Groups joined at Stephen's United Methodist Church for a talk on the concerns. Attendees say that they are not happy with how they feel the NYPD interacts with people who have mental health issues, particularly with regard to the emergency system that the city has in place.

They say if someone is going through a psychiatric crisis, the 911 dispatcher almost always sends police officers.

The activists claim they've learned from experience that the police response tends to range from being an inappropriate and inadequate to being hazardous to the person who needs help and their loved ones present at the time.

They add that this leads to harm, unnecessary incarceration, or sometimes even death.

"This is a group of people who are coming together to call for a different response and to bring pressure on the city's policymakers to put in place a different response, where instead of the 911 dispatcher sending the cops, the dispatcher has enough information about mental health professionals and mediation specialists across the city, so they send mental health professionals instead,” says Bob Gangi, director of the Police Reform Organizing Project.

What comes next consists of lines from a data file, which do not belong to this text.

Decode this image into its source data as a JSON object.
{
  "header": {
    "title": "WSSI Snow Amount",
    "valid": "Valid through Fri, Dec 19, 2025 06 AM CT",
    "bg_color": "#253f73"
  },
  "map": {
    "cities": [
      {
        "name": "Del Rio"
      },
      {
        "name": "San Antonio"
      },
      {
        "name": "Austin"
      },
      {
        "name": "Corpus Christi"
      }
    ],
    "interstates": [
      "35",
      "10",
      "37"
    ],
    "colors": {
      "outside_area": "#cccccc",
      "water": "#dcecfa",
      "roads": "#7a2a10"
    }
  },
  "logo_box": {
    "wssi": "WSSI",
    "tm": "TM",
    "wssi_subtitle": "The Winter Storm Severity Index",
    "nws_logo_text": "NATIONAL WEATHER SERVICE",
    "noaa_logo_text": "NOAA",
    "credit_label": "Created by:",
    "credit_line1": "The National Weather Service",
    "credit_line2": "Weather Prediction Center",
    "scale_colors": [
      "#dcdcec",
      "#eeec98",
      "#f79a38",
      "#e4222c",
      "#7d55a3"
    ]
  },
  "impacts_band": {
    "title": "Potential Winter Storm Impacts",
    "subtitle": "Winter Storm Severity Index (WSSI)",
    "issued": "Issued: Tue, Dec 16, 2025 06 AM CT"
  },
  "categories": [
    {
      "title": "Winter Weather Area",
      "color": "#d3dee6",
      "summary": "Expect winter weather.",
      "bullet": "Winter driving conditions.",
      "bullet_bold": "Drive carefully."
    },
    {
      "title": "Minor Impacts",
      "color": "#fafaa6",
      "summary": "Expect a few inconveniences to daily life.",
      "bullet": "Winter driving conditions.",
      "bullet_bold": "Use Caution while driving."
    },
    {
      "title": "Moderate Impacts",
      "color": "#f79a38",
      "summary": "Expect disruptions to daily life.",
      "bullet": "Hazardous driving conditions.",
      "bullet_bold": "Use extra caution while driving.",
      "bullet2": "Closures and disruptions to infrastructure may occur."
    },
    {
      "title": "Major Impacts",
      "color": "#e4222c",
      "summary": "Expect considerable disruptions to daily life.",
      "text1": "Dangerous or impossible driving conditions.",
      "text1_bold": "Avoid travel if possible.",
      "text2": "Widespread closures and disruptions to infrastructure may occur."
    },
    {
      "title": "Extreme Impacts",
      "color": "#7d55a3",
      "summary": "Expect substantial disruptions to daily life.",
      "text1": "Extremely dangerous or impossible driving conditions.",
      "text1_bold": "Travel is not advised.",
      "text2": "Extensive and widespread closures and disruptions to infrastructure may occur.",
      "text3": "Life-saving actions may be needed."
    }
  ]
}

Meanwhile, the NYPD says it works in tandem with its community partners to offer quick and effective aid to those with emotional difficulties, saying in a statement:

"In today's NYPD, every officer receives elemental training in the fundamentals of responding to calls for individuals in crisis, and a majority of our officers have been certified in our specialized crisis intervention team training. Our officers are now better trained and equipped than ever before to identify persons experiencing mental health issues and to effectively communicate with them."